Railway line in Cheshire, England

The West Cheshire Railway (WCR) was an early railway company based in Cheshire, England.

==Early company history==

The WCR was incorporated by the West Cheshire Railways Act 1861 (24 & 25 Vict. c. cxliii) on 11 July 1861. In 1861, the WCR requested powers to construct a line from Northwich to Chester, with a branch to Helsby, but parliamentary approval was received only for a line via Mouldsworth to Helsby. In 1862, the WCR again sought powers for their line to Chester, with connecting branches from Mouldsworth to Helsby and from Cuddington to Winsford. Again, parliamentary approval, given in the West Cheshire Railways Act 1862 (25 & 26 Vict. c. cxc), was restricted, being confined to the line to Helsby and a branch to Winsford.

==Construction and early operations==

Following receipt of its statutory powers, the WCR commenced construction of its main 14.6 mi line running west from the existing Cheshire Midland Railway at Northwich to join the Birkenhead Railway at Helsby Junction. On 15 August 1867, the WCR became a constituent of the Cheshire Lines Committee (CLC). Construction continued and the line from Northwich to Helsby opened for goods traffic on 1 September 1869 and for passenger trains on 22 June 1870. The public passenger service from Northwich to Helsby lasted only until 1 May 1875, but workmen's trains continued until 1944. From 1 May 1875, passenger trains from Northwich were re-routed south from Mouldsworth to operate along the newly opened line to Chester Northgate (see below).

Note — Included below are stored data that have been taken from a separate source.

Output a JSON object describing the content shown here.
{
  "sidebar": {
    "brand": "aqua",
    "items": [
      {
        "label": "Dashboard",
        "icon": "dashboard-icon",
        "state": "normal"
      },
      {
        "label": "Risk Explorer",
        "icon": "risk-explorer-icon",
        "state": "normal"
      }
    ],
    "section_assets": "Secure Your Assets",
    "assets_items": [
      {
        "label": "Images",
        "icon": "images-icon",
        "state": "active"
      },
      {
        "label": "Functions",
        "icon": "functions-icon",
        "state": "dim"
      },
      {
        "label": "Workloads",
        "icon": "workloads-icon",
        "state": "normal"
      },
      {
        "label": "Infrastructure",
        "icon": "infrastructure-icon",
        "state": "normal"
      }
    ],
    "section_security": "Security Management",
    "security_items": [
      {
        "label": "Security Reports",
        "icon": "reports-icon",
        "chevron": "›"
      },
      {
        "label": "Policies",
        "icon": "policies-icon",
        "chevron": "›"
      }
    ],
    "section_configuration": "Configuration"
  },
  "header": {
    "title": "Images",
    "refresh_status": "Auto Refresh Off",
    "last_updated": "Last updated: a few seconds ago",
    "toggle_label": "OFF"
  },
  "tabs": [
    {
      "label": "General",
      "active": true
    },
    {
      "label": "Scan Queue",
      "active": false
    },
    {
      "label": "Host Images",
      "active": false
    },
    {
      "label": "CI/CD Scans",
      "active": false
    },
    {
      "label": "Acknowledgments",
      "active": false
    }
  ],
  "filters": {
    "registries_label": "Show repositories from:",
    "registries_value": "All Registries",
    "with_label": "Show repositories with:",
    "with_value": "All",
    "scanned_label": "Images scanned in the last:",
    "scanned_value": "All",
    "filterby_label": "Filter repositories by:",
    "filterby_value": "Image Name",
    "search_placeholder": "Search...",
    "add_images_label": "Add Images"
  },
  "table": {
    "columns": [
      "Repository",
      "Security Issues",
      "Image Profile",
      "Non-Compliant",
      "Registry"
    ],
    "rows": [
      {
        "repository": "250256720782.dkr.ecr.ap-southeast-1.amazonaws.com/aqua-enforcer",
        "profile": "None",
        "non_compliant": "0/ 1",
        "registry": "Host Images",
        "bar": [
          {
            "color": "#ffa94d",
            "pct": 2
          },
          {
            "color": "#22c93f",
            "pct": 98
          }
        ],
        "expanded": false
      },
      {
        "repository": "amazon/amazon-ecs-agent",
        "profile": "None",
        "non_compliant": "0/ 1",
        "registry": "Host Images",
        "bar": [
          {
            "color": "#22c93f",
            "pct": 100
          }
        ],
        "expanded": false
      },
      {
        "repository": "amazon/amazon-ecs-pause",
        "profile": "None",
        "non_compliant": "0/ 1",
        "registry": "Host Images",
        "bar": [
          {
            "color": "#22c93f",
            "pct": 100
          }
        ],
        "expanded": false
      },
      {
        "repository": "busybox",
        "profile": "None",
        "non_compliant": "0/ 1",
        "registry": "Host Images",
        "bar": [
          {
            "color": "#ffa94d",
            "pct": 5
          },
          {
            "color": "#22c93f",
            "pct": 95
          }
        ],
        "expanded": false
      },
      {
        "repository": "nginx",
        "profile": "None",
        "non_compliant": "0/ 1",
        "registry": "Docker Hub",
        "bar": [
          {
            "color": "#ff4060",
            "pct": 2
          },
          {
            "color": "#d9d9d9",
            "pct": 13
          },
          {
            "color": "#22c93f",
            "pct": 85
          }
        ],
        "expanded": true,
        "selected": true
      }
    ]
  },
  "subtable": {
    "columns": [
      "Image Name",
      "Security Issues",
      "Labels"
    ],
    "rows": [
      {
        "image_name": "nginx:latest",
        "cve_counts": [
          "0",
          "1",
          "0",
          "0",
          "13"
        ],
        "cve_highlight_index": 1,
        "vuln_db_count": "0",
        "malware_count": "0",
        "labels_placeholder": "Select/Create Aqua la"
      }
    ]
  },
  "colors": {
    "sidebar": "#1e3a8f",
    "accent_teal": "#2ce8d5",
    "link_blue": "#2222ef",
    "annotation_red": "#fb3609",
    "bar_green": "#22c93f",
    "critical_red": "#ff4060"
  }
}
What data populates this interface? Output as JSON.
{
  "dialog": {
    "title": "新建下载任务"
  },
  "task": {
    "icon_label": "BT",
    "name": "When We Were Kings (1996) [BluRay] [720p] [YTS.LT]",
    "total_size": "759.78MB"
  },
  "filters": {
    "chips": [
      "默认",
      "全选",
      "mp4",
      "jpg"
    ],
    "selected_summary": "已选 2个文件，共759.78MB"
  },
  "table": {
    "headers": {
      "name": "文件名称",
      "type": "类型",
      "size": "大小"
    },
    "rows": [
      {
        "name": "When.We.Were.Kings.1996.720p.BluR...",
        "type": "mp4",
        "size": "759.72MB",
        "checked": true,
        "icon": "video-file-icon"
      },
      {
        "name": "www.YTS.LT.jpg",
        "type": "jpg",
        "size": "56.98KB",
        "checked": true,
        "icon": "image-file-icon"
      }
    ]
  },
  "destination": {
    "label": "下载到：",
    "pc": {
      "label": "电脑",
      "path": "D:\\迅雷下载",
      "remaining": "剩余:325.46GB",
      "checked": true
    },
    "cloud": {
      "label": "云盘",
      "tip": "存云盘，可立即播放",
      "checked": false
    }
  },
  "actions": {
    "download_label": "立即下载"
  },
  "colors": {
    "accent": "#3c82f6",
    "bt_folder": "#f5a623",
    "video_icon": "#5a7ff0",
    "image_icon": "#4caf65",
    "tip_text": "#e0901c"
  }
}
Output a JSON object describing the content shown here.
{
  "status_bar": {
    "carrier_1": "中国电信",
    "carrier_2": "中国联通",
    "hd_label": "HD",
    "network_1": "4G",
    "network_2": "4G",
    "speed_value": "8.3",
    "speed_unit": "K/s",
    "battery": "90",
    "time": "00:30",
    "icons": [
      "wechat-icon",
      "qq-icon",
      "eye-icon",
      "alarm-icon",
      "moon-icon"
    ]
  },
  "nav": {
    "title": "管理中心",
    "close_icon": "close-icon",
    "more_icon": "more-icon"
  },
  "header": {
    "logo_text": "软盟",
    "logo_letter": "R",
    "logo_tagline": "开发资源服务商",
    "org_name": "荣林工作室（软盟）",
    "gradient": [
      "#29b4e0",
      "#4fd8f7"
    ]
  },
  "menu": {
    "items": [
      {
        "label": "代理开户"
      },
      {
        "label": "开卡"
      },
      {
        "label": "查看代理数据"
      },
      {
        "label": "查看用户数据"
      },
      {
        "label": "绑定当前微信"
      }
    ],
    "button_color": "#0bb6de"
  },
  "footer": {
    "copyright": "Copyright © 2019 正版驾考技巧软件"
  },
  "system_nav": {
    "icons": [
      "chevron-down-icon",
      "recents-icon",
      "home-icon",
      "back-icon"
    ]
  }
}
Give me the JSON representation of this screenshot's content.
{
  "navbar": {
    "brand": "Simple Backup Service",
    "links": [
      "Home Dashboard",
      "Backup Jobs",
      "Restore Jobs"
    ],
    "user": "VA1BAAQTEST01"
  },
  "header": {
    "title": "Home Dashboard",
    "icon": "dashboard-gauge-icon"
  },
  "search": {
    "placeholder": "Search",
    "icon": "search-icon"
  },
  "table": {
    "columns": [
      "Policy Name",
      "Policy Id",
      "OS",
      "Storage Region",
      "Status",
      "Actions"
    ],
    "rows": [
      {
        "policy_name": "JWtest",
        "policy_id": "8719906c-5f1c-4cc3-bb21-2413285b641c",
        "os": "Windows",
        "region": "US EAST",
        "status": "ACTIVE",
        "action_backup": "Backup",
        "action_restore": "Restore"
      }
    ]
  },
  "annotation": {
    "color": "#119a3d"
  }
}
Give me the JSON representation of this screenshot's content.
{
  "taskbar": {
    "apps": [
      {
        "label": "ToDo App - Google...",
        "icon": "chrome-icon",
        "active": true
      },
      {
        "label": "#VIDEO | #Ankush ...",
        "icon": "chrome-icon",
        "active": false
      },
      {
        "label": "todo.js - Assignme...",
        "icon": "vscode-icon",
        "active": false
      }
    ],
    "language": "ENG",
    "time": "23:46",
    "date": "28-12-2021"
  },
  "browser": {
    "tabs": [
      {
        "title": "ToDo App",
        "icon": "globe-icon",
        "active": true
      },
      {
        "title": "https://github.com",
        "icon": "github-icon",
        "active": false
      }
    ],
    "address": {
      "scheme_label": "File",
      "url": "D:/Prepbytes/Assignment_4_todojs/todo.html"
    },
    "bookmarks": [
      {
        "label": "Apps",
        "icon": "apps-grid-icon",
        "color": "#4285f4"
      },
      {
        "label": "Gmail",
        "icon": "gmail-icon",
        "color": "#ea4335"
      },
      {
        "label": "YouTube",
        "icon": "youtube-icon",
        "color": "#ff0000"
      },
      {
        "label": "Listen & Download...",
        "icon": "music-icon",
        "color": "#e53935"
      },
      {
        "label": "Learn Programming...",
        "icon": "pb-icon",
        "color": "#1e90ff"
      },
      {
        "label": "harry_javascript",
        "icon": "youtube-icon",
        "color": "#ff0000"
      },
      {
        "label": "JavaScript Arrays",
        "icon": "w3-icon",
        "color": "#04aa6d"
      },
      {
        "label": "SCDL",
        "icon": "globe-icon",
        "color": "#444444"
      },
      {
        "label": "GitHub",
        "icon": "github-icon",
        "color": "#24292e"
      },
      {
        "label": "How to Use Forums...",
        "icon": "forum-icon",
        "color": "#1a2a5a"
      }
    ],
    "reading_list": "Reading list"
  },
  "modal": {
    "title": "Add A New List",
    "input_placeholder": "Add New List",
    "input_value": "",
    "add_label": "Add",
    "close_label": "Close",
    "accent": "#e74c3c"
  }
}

A 6 mi branch line was built from Cuddington Junction to Winsford & Over railway station, which opened to goods traffic on 1 June 1870 and to passenger trains on 1 July 1870. A further short but important 1 mi 66 ch branch line to Winnington, for goods traffic only, opened on 1 September 1869. This line, branching off the WCR route 1 mi 14 ch south of Northwich Junction, primarily served the Brunner Mond chemical works.

==Route and stations==

The WCR's main line left Northwich in a southwesterly direction and crossed the River Dane and the River Weaver by means of a 1/2 mi long viaduct with forty-eight stone arches and two wrought-iron girder bridges. The first station out of Northwich was Hartford and Greenbank, renamed Greenbank on 7 May 1973. Further stations were located at Cuddington, Delamere, Mouldsworth, and Manley before the line's terminus at Helsby and Alvanley station. A goods station, engine shed and locomotive turntable were constructed between Helsby station and the junction with the Birkenhead Railway. Although the passenger service from Northwich to Helsby was terminated in 1875, the line from Mouldsworth to Helsby Junction continued in use until 14 September 1991 for freight trains heading for the Birkenhead Railway.

==Chester and West Cheshire Junction Railway==

The Chester and West Cheshire Junction Railway Company was incorporated on 5 July 1865 by the Chester and West Cheshire Junction Railway Act 1865 (28 & 29 Vict. c. ccxcii) with the intention of seeking parliamentary approval for a railway linking the WCR's line at Mouldsworth Junction to a new station at Chester Northgate. It received authorisation and the company and its powers were transferred to the CLC on 10 August 1866.

Construction of the 7 mi 35 ch line began in 1871 and it opened for freight trains on 2 November 1874. Chester Northgate was completed on 1 May 1875, when passenger trains from Manchester and Northwich commenced running to the new station.